Among those who were gathered was a man of Gondor. For his whole life, and many lifetimes before that, his people had been at the forefront in the battle with Sauron. Realizing the potential value of the Ring as a weapon, he stood and advocated that it should be used as such. There were many, he said, with the power to use this weapon to full effect. Then Sauron could be crushed, all his armies and fortifications destroyed. Why throw away such a powerful weapon?
Indeed there were many with the power to use the Ring. Gandalf, Elrond, Galadriel, Aragorn could have easily taken it, called it their own, and vanquished. But they saw the error of that logic. They knew that to use the Dark Lord's weapon would, in the end, turn them to the Dark. The victory would be hollow and meaningless, and many good things would be never seen again. One cannot use the weapons of the Enemy without being changed.
I find in the Council of Elrond a parable for modern times. 4 years ago we heard a repetitive chorus from leadership. That chorus said that "if we do (or don't do, depending on the example) A then the terrorists will have one". The terrorists, they said, hated our way of life. The terrorists, they said, wanted to change and destroy our way of life. They hated our freedom, our liberty to say what we wished, to gather with who we wished, to be different from those around us.

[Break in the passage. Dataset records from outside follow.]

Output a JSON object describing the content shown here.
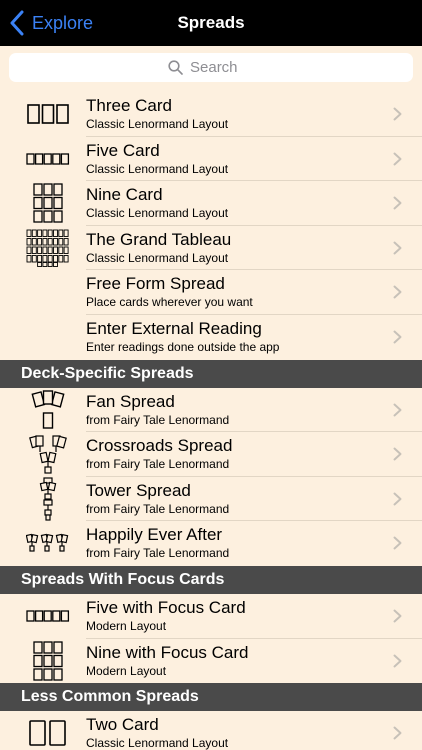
{
  "nav": {
    "back_label": "Explore",
    "title": "Spreads"
  },
  "search": {
    "placeholder": "Search"
  },
  "groups": [
    {
      "header": "",
      "items": [
        {
          "title": "Three Card",
          "subtitle": "Classic Lenormand Layout",
          "icon": "three-card-icon"
        },
        {
          "title": "Five Card",
          "subtitle": "Classic Lenormand Layout",
          "icon": "five-card-icon"
        },
        {
          "title": "Nine Card",
          "subtitle": "Classic Lenormand Layout",
          "icon": "nine-card-icon"
        },
        {
          "title": "The Grand Tableau",
          "subtitle": "Classic Lenormand Layout",
          "icon": "grand-tableau-icon"
        },
        {
          "title": "Free Form Spread",
          "subtitle": "Place cards wherever you want",
          "icon": ""
        },
        {
          "title": "Enter External Reading",
          "subtitle": "Enter readings done outside the app",
          "icon": ""
        }
      ]
    },
    {
      "header": "Deck-Specific Spreads",
      "items": [
        {
          "title": "Fan Spread",
          "subtitle": "from Fairy Tale Lenormand",
          "icon": "fan-spread-icon"
        },
        {
          "title": "Crossroads Spread",
          "subtitle": "from Fairy Tale Lenormand",
          "icon": "crossroads-spread-icon"
        },
        {
          "title": "Tower Spread",
          "subtitle": "from Fairy Tale Lenormand",
          "icon": "tower-spread-icon"
        },
        {
          "title": "Happily Ever After",
          "subtitle": "from Fairy Tale Lenormand",
          "icon": "happily-ever-after-icon"
        }
      ]
    },
    {
      "header": "Spreads With Focus Cards",
      "items": [
        {
          "title": "Five with Focus Card",
          "subtitle": "Modern Layout",
          "icon": "five-card-icon"
        },
        {
          "title": "Nine with Focus Card",
          "subtitle": "Modern Layout",
          "icon": "nine-card-icon"
        }
      ]
    },
    {
      "header": "Less Common Spreads",
      "items": [
        {
          "title": "Two Card",
          "subtitle": "Classic Lenormand Layout",
          "icon": "two-card-icon"
        }
      ]
    }
  ],
  "colors": {
    "background": "#fdf0df",
    "navbar": "#000000",
    "accent": "#3b82f6",
    "section_header": "#4a4a4a",
    "separator": "#e2d6c5",
    "chevron": "#c7c1b8"
  }
}
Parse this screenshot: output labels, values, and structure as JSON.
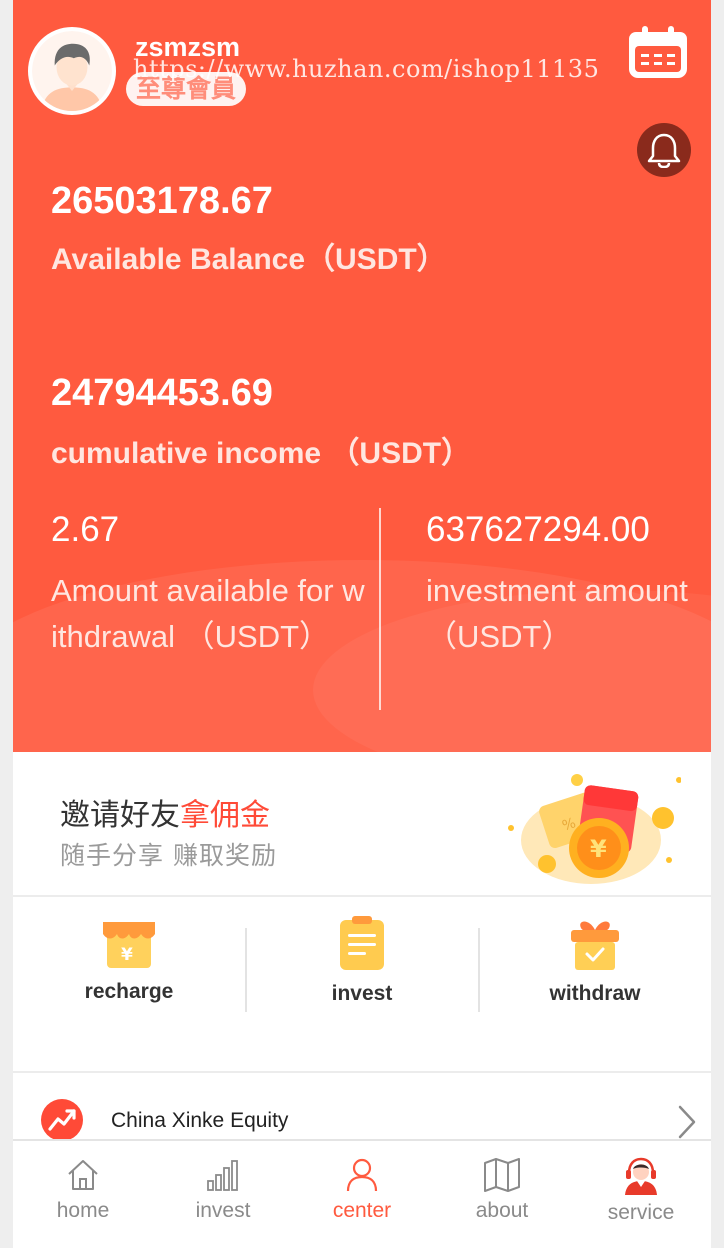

In the past 4 years we have seen many regrettable things. We have seen captives get heads cut off. We have read innumerable stories about suicide bombings and insurgent attacks. But we have also read about abuses of captives at Guantanamo Bay and Abu Ghraib, about secret interrogation centres run by the CIA, about NSA officials spying on US citizens without the need for a warrant, about members of the US Administration openly arguing that torture is sometimes needed. Just recently, when members of the Senate scuttled a quick renewal of powers under the PATRIOT Act President Bush accused them of putting the country's security at risk. And I am forced to wonder if maybe the terrorists have already won.
Maybe the "war on terror" has led us to a terrible place. Maybe in our zeal to protect ourselves we have become too much like the enemy we fight. WE have backed away from ideals of freedom and equality and justice in favour of "win at any costs". We have forgotten our shared humanity with the enemy and treated them like a sub-group lower than ourselves. It matters not how they would treat us when captured--we still have the power to choose how we will act. We cannot act like the enemy acts without being changed into the enemy ourselves.
The Wise won out in Imladris. Despite the temptation of almost certain victory they chose the harder path. They turned their backs on the Dark road, in favour of one that seemed darker and futile. What path would the Wise choose for us today?
NB: In the foreword to LOTR Tolkien states clearly that the War of the Ring was not an analogy to WW2. Had it been, he said, the West would have used the Ring. And that would have been disastrous.